In Flax, we typically initialize a model by passing in a random vector and let the library figure the correct shape for the parameters via shape inference. For example, this is what the tutorial did
def create_train_state(rng, learning_rate, momentum):
"""Creates initial `TrainState`."""
cnn = CNN()
params = cnn.init(rng, jnp.ones([1, 28, 28, 1]))['params']
tx = optax.sgd(learning_rate, momentum)
return train_state.TrainState.create(
apply_fn=cnn.apply, params=params, tx=tx)
It is worth noting that the concrete value of jnp.ones([1, 28, 28, 1])
does not matter, as shape inference only relies on its shape. I can replace it with jnp.zeros([1, 28, 28, 1])

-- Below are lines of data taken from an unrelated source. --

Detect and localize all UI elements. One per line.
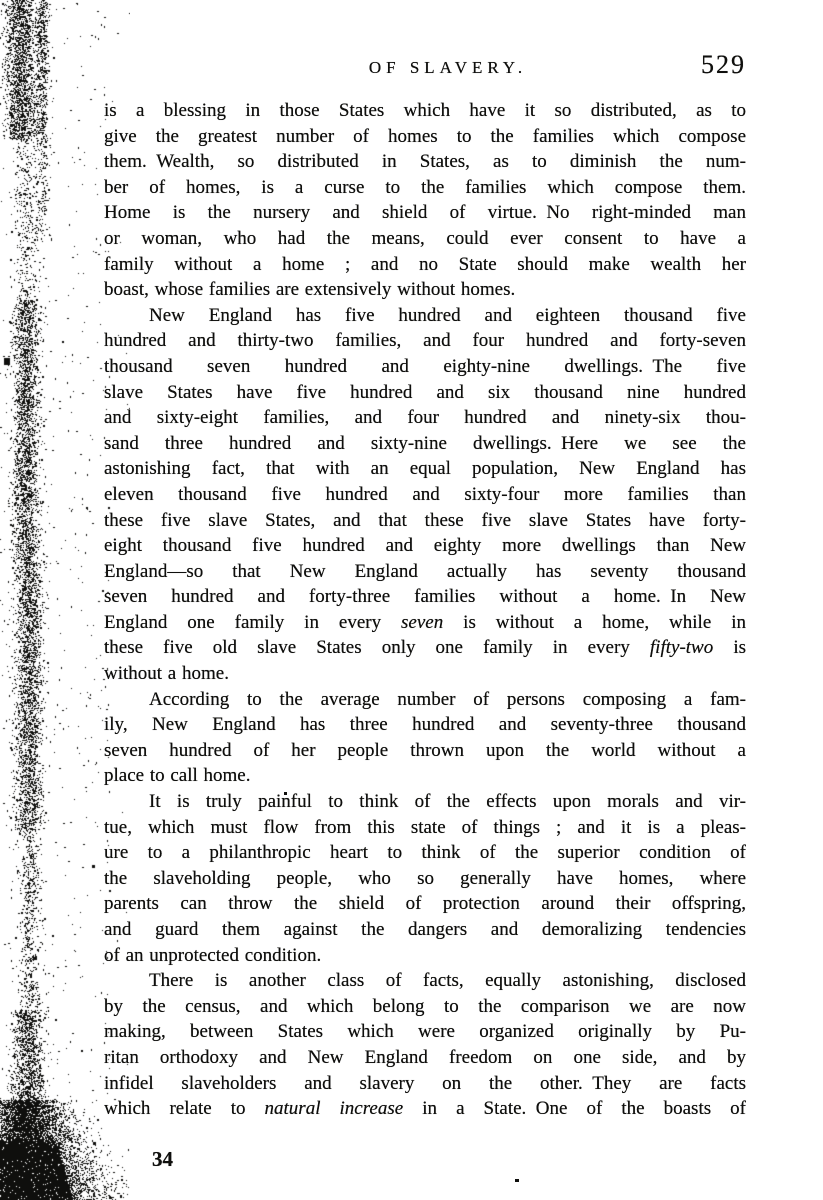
text-line: It is truly painful to think of the effects upon morals and vir- <box>149 791 746 813</box>
text-line: tue, which must flow from this state of things ; and it is a pleas- <box>104 816 746 838</box>
text-line: the slaveholding people, who so generally have homes, where <box>104 867 746 889</box>
paragraph <box>104 789 746 968</box>
text-line: hundred and thirty-two families, and four hundred and forty-seven <box>104 330 746 352</box>
text-line: without a home. <box>104 663 229 685</box>
paragraph <box>104 303 746 687</box>
text-line: astonishing fact, that with an equal population, New England has <box>104 458 746 480</box>
text-line: by the census, and which belong to the comparison we are now <box>104 995 746 1017</box>
text-line: sand three hundred and sixty-nine dwellings. Here we see the <box>104 432 746 454</box>
text-line: these five old slave States only one family in every fifty-two is <box>104 637 746 659</box>
text-line: which relate to natural increase in a State. One of the boasts of <box>104 1098 746 1120</box>
text-line: Home is the nursery and shield of virtue. No right-minded man <box>104 202 746 224</box>
text-line: ber of homes, is a curse to the families which compose them. <box>104 176 746 198</box>
text-line: place to call home. <box>104 765 251 787</box>
text-line: eleven thousand five hundred and sixty-four more families than <box>104 483 746 505</box>
text-line: New England has five hundred and eighteen thousand five <box>149 304 746 326</box>
text-line: England—so that New England actually has seventy thousand <box>104 560 746 582</box>
text-line: seven hundred and forty-three families without a home. In New <box>104 586 746 608</box>
paragraph <box>104 968 746 1122</box>
text-line: them. Wealth, so distributed in States, as to diminish the num- <box>104 151 746 173</box>
text-line: boast, whose families are extensively without homes. <box>104 279 516 301</box>
text-line: England one family in every seven is without a home, while in <box>104 611 746 633</box>
text-line: of an unprotected condition. <box>104 944 322 966</box>
text-line: and sixty-eight families, and four hundred and ninety-six thou- <box>104 407 746 429</box>
text-line: ily, New England has three hundred and seventy-three thousand <box>104 714 746 736</box>
text-line: give the greatest number of homes to the families which compose <box>104 125 746 147</box>
text-line: and guard them against the dangers and demoralizing tendencies <box>104 919 746 940</box>
text-line: According to the average number of persons composing a fam- <box>149 688 746 710</box>
signature-mark: 34 <box>152 1147 173 1171</box>
running-header-title: OF SLAVERY. <box>368 58 528 77</box>
text-line: or woman, who had the means, could ever consent to have a <box>104 227 746 249</box>
page-body <box>104 98 746 1122</box>
text-line: thousand seven hundred and eighty-nine dwellings. The five <box>104 355 746 377</box>
text-line: There is another class of facts, equally astonishing, disclosed <box>149 970 746 992</box>
paragraph <box>104 98 746 303</box>
paragraph <box>104 687 746 789</box>
text-line: seven hundred of her people thrown upon the world without a <box>104 739 746 761</box>
text-line: parents can throw the shield of protection around their offspring, <box>104 893 746 915</box>
text-line: family without a home ; and no State should make wealth her <box>104 253 746 275</box>
running-header <box>104 50 746 82</box>
text-line: ritan orthodoxy and New England freedom on one side, and by <box>104 1046 746 1068</box>
text-line: is a blessing in those States which have it so distributed, as to <box>104 100 746 121</box>
text-line: eight thousand five hundred and eighty more dwellings than New <box>104 535 746 557</box>
text-line: making, between States which were organized originally by Pu- <box>104 1021 746 1043</box>
text-line: ure to a philanthropic heart to think of the superior condition of <box>104 842 746 864</box>
ink-speck <box>515 1179 519 1182</box>
page-number: 529 <box>701 50 746 79</box>
text-line: infidel slaveholders and slavery on the other. They are facts <box>104 1072 746 1094</box>
text-line: slave States have five hundred and six thousand nine hundred <box>104 381 746 403</box>
text-line: these five slave States, and that these five slave States have forty- <box>104 509 746 531</box>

or jnp.random(jax.random.PRNGKey(42), [1, 28, 28, 1])
, and it will give me the exactly same result.
My question is, can I use jnp.empty([1, 28, 28, 1])
instead? I want to use jnp.empty
to clarify that we don't care about the value (and it could also be faster but the speedup is negligible). However, there is something called trap representation in C, and it looks like reading from jnp.empty
without overwriting it first could trigger undefined behavior. Since Numpy is a light wrapper around C, should I worry about that?
Bonus question: let's forget about Jax and focus on vanilla Numpy. It is safe to read from np.empty([...])
? Again, I don't care about the value, but I do care about not getting a segfault.